**Goal**: for an array of size n and an arbitrary int k, find any number that occurs more than n/k times.

**Runtime complexity**: O(nk), guaranteed to be at most O(n^2) for any n and k

Space complexity: O(k), guaranteed to be at most O(n) for any n and k

In this problem where k=3, that’s O(n) and O(1)

**Idea**: Generate final candidates, then verify that they occur > n/k times. The final candidates list is guaranteed to have at least one of the numbers that occur more than n/k times (if there is any such number), but not every final candidate necessarily occurred over n/k times. We gather the candidates first, then verify that they occurred the requisite number of times.

**Execution**: At most k-1 distinct numbers can occur more than n/k times (convince yourself that k or more is too much), so we only need to keep track of k-1 distinct potential final candidates. Go through the array to build the candidates. For each candidate, maintain a counter. When this counter is zero (as it will be initially), we switch the candidate to the current number (or invalidate it if the number is already a candidate).

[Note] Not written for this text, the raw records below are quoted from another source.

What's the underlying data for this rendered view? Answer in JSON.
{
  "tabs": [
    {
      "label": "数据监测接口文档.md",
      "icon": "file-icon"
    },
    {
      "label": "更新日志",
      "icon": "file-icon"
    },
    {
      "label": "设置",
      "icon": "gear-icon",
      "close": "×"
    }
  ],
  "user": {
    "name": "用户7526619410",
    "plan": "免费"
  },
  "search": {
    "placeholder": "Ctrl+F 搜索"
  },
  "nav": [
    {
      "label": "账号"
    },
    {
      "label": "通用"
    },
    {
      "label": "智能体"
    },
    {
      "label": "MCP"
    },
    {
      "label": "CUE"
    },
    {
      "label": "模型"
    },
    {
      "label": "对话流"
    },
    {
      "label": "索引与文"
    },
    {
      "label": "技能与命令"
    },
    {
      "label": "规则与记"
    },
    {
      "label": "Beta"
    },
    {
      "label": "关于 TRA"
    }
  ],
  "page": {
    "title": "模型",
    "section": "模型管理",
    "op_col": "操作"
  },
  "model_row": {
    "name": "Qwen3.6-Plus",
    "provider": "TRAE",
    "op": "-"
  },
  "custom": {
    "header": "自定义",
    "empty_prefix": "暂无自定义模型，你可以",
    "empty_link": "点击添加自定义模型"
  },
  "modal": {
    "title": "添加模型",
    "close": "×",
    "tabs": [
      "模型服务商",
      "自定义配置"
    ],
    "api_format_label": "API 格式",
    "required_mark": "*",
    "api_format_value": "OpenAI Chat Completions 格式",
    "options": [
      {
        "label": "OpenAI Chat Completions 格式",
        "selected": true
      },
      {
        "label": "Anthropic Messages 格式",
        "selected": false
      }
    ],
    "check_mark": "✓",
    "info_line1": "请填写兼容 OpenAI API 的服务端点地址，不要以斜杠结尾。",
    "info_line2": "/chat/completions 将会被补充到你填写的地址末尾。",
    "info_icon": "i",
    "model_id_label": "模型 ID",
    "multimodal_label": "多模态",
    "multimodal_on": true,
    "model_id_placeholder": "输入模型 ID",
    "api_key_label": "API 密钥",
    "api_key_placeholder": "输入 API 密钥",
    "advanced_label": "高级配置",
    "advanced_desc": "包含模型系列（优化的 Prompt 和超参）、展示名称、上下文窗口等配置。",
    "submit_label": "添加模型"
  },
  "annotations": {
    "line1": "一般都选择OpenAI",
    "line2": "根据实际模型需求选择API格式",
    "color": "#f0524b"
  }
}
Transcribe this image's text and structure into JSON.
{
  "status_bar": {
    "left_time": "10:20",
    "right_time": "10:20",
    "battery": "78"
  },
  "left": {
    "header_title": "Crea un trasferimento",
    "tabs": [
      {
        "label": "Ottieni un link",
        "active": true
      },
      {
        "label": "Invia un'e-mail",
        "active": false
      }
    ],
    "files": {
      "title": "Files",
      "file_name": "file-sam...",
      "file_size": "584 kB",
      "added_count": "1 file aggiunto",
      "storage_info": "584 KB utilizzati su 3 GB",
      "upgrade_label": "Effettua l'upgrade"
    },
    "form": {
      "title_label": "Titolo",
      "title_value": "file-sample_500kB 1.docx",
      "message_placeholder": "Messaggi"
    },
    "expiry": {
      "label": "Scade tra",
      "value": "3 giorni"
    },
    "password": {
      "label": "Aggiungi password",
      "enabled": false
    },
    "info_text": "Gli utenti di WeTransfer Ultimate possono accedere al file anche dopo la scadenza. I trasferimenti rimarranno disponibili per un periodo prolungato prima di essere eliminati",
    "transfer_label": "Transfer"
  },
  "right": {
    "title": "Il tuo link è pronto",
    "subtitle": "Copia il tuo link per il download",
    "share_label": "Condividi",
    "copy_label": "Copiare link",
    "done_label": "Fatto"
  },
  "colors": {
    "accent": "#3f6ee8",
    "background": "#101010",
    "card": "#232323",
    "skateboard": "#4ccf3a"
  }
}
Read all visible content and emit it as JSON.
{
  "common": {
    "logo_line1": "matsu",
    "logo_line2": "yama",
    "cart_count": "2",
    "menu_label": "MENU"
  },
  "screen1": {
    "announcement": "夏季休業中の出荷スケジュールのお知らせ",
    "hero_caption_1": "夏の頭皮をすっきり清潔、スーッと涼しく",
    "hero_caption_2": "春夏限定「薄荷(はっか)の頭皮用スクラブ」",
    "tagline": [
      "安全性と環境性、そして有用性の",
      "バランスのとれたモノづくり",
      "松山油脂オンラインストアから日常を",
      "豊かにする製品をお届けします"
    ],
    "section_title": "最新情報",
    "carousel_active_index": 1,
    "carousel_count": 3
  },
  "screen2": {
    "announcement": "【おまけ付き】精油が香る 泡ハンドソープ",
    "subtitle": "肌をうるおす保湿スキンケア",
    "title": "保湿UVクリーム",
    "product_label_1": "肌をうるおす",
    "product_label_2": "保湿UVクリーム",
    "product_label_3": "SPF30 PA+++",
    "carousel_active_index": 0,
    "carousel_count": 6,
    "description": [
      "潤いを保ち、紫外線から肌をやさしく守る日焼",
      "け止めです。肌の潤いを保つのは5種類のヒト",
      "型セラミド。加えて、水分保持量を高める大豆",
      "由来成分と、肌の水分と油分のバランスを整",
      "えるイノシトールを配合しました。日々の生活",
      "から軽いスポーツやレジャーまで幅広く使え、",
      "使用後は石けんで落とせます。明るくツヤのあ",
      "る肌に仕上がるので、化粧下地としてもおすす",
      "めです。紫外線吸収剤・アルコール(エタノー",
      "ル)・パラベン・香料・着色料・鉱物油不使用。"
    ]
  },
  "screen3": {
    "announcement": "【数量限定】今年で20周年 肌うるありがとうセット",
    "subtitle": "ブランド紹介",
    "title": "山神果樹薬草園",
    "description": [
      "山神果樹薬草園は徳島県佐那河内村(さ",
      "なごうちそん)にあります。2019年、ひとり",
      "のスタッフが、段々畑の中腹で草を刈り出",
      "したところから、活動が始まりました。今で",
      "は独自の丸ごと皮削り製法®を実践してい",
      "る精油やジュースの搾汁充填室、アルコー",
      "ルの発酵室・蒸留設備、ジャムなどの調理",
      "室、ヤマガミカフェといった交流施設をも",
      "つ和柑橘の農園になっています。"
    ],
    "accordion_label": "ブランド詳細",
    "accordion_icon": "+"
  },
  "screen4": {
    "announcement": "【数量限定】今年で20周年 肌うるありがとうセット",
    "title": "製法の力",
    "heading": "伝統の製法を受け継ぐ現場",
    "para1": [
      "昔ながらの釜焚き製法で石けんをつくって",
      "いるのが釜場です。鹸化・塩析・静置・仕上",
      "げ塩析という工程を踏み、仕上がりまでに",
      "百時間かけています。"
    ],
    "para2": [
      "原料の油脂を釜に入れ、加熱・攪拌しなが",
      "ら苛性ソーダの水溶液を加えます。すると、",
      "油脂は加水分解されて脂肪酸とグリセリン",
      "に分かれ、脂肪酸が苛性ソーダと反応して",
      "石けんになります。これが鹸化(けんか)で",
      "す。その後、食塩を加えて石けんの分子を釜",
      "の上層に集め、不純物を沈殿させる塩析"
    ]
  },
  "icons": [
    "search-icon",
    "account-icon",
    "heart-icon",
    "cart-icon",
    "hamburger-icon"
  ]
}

We increase the counter when the number is the same as the candidate and decrease the counter each time k-1 numbers are different from the candidate.

**Why this works**: Suppose x is any number that occurs exactly n/k times. To completely cancel out x from the candidates list, we would need to decrease its count a total of n/k times. Each decrease in the count requires k-1 occurrences of numbers that are not x. Hence we would need a total of (k-1)*n/k occurrences that are not x to ensure that x is not in the final candidates list. If we count the total number of numbers including x that we needed to use to ensure this, we have n/k + (k-1)*n/k = n/k + n - n/k = n. Hence, to exclude x from the final candidates list, we needed to use all the numbers in the array.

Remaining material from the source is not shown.